6. Being Critical of Christina.  Yep, I hate that one more than anything else.  I served CSD, I lived and breathed CSD for four years.  I bled you, Christina.  I still love you, but two years out, I am astounded by you.  I have to play the "devil's advocate." I have to ask the hard questions of your board members. They need to know what the public discourse sounds like, not just what's being said in their insulated bubbles. And I need to ask these questions because, today, I am a private citizen paying taxes to you. Some of the questions are damn good ones. So, I ask publicly on various blogs, using my name, sometimes with sarcasm, sometimes with wit, sometimes my demeanor flops.  The problem, Christina, is that you are not communicating with me.  You are not telling me where you want to go. You are, unfortunately, leaving yourself open to wide speculation.  And that worries me.  From the outside, it appears your ship has metal fatigue. You have too many heads doing their own damn thing.

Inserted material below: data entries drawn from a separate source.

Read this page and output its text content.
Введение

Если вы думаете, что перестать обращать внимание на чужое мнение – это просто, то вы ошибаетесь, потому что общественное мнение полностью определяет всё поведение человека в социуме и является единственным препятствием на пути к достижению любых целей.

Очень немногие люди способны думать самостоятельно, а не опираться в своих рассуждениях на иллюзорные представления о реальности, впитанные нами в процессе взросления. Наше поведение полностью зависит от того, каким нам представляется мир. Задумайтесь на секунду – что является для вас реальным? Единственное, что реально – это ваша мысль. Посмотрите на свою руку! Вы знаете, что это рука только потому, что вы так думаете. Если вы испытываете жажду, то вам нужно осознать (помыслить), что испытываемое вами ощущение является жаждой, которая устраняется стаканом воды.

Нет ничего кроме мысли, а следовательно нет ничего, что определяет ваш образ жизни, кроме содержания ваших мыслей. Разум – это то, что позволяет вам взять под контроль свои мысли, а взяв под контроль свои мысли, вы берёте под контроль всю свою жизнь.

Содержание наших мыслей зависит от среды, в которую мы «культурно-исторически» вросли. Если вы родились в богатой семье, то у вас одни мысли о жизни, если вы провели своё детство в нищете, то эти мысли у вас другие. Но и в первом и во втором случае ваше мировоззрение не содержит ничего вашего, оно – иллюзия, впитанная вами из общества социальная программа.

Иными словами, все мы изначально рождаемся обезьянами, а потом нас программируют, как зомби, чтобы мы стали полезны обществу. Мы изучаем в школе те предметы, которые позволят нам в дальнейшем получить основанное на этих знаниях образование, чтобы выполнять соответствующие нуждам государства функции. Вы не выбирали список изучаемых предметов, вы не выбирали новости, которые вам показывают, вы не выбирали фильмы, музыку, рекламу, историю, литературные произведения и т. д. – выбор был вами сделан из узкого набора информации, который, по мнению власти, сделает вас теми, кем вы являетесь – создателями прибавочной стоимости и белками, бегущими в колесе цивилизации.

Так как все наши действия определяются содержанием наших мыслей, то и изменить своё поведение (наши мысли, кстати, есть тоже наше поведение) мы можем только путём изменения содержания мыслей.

Here are the rumors that you need to address if you have a hope and dream of passing our referendum:

  • Will you give your schools to Red Clay?  If you do, won't that result in the need to for less tax dollars? not more?
  • The word is that Red Clay wants all of your city schools. But, they also want 8 years of weighted funding.  How much is that price tag?
  • Will any of the new replacement operating funds be sent to Red Clay with the schools?
  • The City provides approx. 20% of the districts tax collection. What percentage of suburban generated funds will sent to Red Clay or harvested to pay the $24 million priority price tag?
  • Have you successfully ensured that your teachers will keep their jobs in the city schools?
  • Have you communicated to the families of City students regarding redistricting?  Where will this year's city fifth and eighth graders go to school next year? Their families want to know.
  • Have you considered engaging Red Clay as the management organization for your priority schools, ensuring that CSD students remain CSD students.
  • You are held up across the state as the district with no choices. What are doing about that?  Where are our magnet schools? alternative grade level configurations? 
  • Are you planning to go to capital referendum next? Cause that's your rumor.
  • What happens in the suburbs when the city goes to Red Clay? Will you maintain the population needed to operate three high schools in the burbs as you also compete with the newly opened Newark Charter High School. Or will we see school closure in the next 10 or 15 years?  
  • When are you going to do something with Executive Drive?
7. The last thing I hate today: Leaders who want to fleece little old ladies and who float that threat right before the two biggest districts in the state go to referendum.  Gov. Markell are you trying to render your traditional districts helpless? Your education policy has hurt students, teachers, and families deeply over the last six years. I know, you don't care.  But, come on, going after little old ladies and their purses?  That's just plain wrong.   

Well, now that I've gotten that off my chest, there's a good chance that I will once again disappear into oblivion.  Reality wise, this blog has run its course and my words are less valued and appreciated than ever before. Writing a blog takes time and thick skin.  As I become less politician and more mother, my skin looses its thickness. I'm a wimpy girl in a wimpy world. We can only wonder which direction the wimpy wind will blow.